Il n’est pas sûr qu’elle puisse survire à cette errance, parce ce qu’en voulant éradiquer le suicide[5], acte où le sujet se situe au zénith de son lien à l’Autre, pour lui préférer la réduction du sujet à son corps, elle bouche l’écart qui justifiait qu’un jour elle s’est émancipée de la médecine générale. Lui restera alors d’assumer pleinement sa place d’avant-garde d’une thanatopolitique qui s’installe lentement au cœur de la gouvernance des vivants. S’appuyer sur la notion de ‘dignité’ n’y changera rien, parce qu’elle méconnaît qu’ainsi elle ne fait que réactiver une notion de très sinistre mémoire[6].

Karl Krauss notait qu’au royaume de la pauvreté de l’imagination, ce qui n’est pas pensé doit être fait. Ce royaume, c’est la psychiatrie belge d’aujourd’hui, flamande surtout, parce que c’est en Flandres qu’elle s’est le plus radicalement amputée des acquis de la psychanalyse, qui y ont été ‘mises à jour’, ou au ban. Cette psychiatrie, pourrait-elle repenser ses pratiques non pas tant contre le paternalisme mais à l’aune de son au-delà, et être alors laïque de la bonne façon, sans mise-à- mort? La psychanalyse pourrait lui être plus qu’utile.

 

*Membre de Kring psychoanalyse-NLS, NLS et AMP

 



[1]. En 2006-7, premier date d’une recension statistique, 5 personnes ont reçues la mort revendiquée pour souffrance mentale (trouble psychiatrique ou sentiment de désespoir ou de perte de dignité), soit 1 % des dossiers d’euthanasie recensés. En 2008-9, 12 personnes, soit 2% ; en 2010-11 58 personnes, soit 3% ; en 2012-13, 120 personnes, soit 4% (voir site web de la Commission fédérale de Contrôle et d’Evaluation de l’Euthanasie).

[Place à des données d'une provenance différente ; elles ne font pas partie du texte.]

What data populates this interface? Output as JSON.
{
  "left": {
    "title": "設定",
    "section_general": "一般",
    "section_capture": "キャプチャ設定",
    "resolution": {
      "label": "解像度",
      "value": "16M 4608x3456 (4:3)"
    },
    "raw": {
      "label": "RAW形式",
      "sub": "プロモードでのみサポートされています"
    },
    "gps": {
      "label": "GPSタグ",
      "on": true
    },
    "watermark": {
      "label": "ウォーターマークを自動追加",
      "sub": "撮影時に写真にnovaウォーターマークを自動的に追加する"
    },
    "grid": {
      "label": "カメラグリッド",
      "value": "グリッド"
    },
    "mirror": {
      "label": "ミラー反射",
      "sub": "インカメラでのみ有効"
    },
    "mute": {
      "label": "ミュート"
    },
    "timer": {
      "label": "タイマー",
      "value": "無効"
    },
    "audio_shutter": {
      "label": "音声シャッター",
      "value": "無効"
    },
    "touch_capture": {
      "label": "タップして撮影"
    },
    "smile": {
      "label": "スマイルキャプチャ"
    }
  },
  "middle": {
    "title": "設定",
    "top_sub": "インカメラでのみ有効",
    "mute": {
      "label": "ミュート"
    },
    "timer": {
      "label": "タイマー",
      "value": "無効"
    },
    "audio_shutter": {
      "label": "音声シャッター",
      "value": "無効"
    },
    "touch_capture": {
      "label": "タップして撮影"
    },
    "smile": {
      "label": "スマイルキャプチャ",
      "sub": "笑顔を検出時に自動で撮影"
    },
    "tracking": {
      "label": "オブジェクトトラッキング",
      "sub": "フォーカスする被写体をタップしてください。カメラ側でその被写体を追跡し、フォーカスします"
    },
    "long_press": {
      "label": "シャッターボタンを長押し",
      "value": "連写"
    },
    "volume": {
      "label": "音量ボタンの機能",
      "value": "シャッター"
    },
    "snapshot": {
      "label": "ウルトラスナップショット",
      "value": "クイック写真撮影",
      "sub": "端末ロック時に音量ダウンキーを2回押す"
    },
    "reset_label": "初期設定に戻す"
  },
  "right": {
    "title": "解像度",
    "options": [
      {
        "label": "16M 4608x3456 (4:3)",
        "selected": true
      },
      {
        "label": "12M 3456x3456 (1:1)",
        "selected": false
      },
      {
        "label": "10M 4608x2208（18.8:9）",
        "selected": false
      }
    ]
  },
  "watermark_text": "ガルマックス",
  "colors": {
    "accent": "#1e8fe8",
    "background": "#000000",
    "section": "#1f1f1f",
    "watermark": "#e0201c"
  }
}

[2]. “Tout mon travail est inspiré par une aversion pour toute forme de paternalisme », W. Distelmans, cité dans l’articleThe Death Treatment, The New Yorker, June 22, 2015 issue. Distelmans est oncologue, militant pro-euthanasie très médiatisé, et …Président de la Commission fédérale de Contrôle et d’Evaluation de l’Euthanasie.

[3]. Séminaire XVII, L’envers de la psychanalyse, p. 18.

[4]. Le néo-postulat ‘tu es celui qui me tuera’ mène à des drôles de paradoxes. Ainsi, le détenu Frank Van Den Bleeken, condamné pour viols et un meurtre et s’estimant lui-même incurable, a entamé une grève de faim après avoir reçu une réponse négative à sa demande d’euthanasie. Il met donc en jeu sa vie…pour qu’on le tue.

[5]. La mission anti-suicide accompagne la promotion de l’euthanasie. “Aussi longtemps qu’il y aura encore des gens qui se jettent sous les trains ou sautent d’un immeuble, on a insuffisamment parlé d’euthanasie” (Distelmans, cite in Euthanasie is nog steeds niet bespreekbaar genoeg, De Morgen, 20 juni). Après avoir ôté à la demande d’euthanasie toute valeur de parole adressée, il faut enlever au suicide sa valeur d’acte. La législation Suisse en avait déjà dénaturée, par la notion de ‘suicide assisté pour souffrance psychique’, son essence de solitude.

[6]. Pour la notion de ‘la vie indigne d’être vécue’ (lebensunwerten leben), élaborée par Binding et Hoche dans une publication de 1920 (L’autorisation de supprimer la vie indigne d’être vécue), et réactivée par le régime nazi, voir G. Agamben, Homo sacer, p. 147-155.